It was by no means only a fad, and more an architectural summer fairytale: the passive house so-called. A house where the heating requirements were by definition not more than 15 kilowatt hours per square meter and year. And thus an architectural solution intended to help stop global warming. The first such passive house was erected a good 24 years ago in Darmstadt: Four private terraced houses, developed by architects Prof. Bott, Ridder, Westermeyer. Owing to the fact that few standard components could be used, the construction costs were considerably higher than for conventional buildings, and Hessen’s Ministry of the Environment therefore weighed in to support the project. After all, the heating costs were far lower than those for houses built the normal way.

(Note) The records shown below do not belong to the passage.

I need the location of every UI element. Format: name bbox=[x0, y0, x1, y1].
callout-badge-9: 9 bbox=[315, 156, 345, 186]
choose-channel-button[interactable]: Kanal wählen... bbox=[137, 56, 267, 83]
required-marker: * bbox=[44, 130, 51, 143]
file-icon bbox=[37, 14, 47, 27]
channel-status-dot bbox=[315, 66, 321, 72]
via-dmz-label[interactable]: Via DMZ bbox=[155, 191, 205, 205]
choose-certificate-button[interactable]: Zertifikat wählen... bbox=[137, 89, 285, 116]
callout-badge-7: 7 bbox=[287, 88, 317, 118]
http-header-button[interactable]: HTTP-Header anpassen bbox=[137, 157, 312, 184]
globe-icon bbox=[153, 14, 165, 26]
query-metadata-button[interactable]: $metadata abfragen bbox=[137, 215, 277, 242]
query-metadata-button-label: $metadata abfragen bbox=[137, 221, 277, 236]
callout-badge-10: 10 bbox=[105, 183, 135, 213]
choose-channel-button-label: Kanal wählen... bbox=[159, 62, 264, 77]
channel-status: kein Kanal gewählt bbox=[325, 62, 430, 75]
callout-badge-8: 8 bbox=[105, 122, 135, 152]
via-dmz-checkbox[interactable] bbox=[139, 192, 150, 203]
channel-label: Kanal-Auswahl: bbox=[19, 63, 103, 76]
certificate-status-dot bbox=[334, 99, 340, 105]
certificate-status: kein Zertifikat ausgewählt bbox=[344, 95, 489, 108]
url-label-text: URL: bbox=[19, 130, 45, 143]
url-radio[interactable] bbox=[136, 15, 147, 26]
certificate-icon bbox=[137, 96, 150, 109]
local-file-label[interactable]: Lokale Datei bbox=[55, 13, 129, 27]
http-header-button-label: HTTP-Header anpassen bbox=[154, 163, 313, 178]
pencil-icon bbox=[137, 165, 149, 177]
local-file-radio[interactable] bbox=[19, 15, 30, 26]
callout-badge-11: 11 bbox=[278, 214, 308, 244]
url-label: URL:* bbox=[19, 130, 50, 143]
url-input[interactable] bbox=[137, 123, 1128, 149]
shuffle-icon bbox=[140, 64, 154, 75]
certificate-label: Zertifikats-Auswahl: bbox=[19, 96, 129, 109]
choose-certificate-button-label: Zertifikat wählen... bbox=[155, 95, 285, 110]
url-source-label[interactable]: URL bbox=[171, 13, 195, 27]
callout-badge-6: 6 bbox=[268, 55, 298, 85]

Between 2005 and 2007 the label “Passive House” hit its all-time media high in the “Google Trends” analytical tool. It was the age when the then still fresh and zippy beverage “Bionade” was trounced as “Bionade Biedermeier”, while supermarkets boasting organic food were popping up like mushrooms in the hip parts of Berlin. In the trade press, the notion of the “passive house” had already been the subject of attention in the late 1990s. And colleges and universities were starting to praise passive house construction as the ultimate form of new “green” architecture. As time passed, so an entire brand universe arose around the concept. There is the Passive House Institute, based (yes, you guessed right) in Darmstadt, not to mention countless Websites where “fans” swap information. The market today even features prefabricated passive houses, and, taking things one step further, the “bio-passive house”, which according to the makers get by “without ventilation equipment, moisture and vapor barriers”.
Without doubt, the passive house was regarded as salvation by all those who were grateful that there was suddenly a solution to all the annoying environmental problems without them having to change their lifestyles, let alone lower their living standards. So essentially it was something for all of us. Exactly as the Neo-Cons proclaimed: Consume sustainably and you will save the Planet. No need to have to forfeit anything.
Since then the enthusiasm about passive houses has gradually waned. According to the German Federal Statistical office in Germany between 2001 and 2009 on average 28 apartment blocks were built each year to the passive house standard. In 2011, the number surged to 311 and in 2012 hit a high of 408 new builds. Since 2013 the figure has plummeted and in 2014 only 216 new passive houses were constructed. And now a study on this form of building has trashed the very foundations on which it rests. Wiesbaden’s residential housing company GWW started a unique trial in 2012, nationwide: Four identical multi-family dwellings were erected, two according to the then applicable building laws, the other two as passive houses that ostensibly required no or only very little heating. While the two passive houses both checked in with heating requirements that were just short of 18 percent less than that for standard dwellings, at the same time they used almost three times as much electricity. One probable reason: the operation of technical plant, e.g., ventilation. Moreover, the tenants of the passive houses had to pay higher rent. In other words, while heating energy was saved, the passive house blows the savings out the window by gobbling up electricity. And given the acute housing shortage and rising rents in conurbations, the higher construction costs for the passive houses are also a major negative.
So beneath the line, you save nothing, neither energy, nor money. Could we have expected this? To date, haven’t all the standardized off-the-cuff responses to environmental problems come to nothing because they were never really thought through at the outset? Was not the lamp bulb banished from our homes at some expense in favor of energy-saving bulbs, although the latter counts as toxic waste given the mercury it needs and therefore requires highly elaborate disposal chains? Don’t we in Germany still insist on the morally correct “Dual Disposal System” although part of the carefully separated household waste ends up getting trucked abroad instead of being recycled? And aren’t we busy insulating our houses with polystyrene although we very well know that this simply produces a mass of toxic waste again and can also lead to dangerous fire loads? And yes, we don’t even shy away from dusting off a specialist forestry term that is a few centuries old and then using it emphatically to advertise services, products and notions of how we should live, very much to the sustained delight of the manufacturers and lobbyists. Yet none of this has had any notable impact to help prevent global warming and support the environment.
Yet, fear not, there is new hope! The new salvation is said to be promised by the “Active House”, the “Energy-Plus House” or even the “Active Energy House”. In architectural terms, such houses differ from passive houses usually only by the fact that they have more spacious windows. Maybe simply in order to declare: “I’m allowed to, after all I generate my own energy.” The European Parliament has in its wisdom resolved, in order to boost energy efficiency and get us closer to the European Union’s CO2 targets, that from 2018 onwards all new builds must themselves generate the energy they consume. That’s all very good and well, if it functions. But this again has very little to do with truly innovative and sustainable, socially and aesthetically compelling and thus far-sighted architectural solutions. Be it passive or active houses, the time we could afford to make mistakes is fast running out.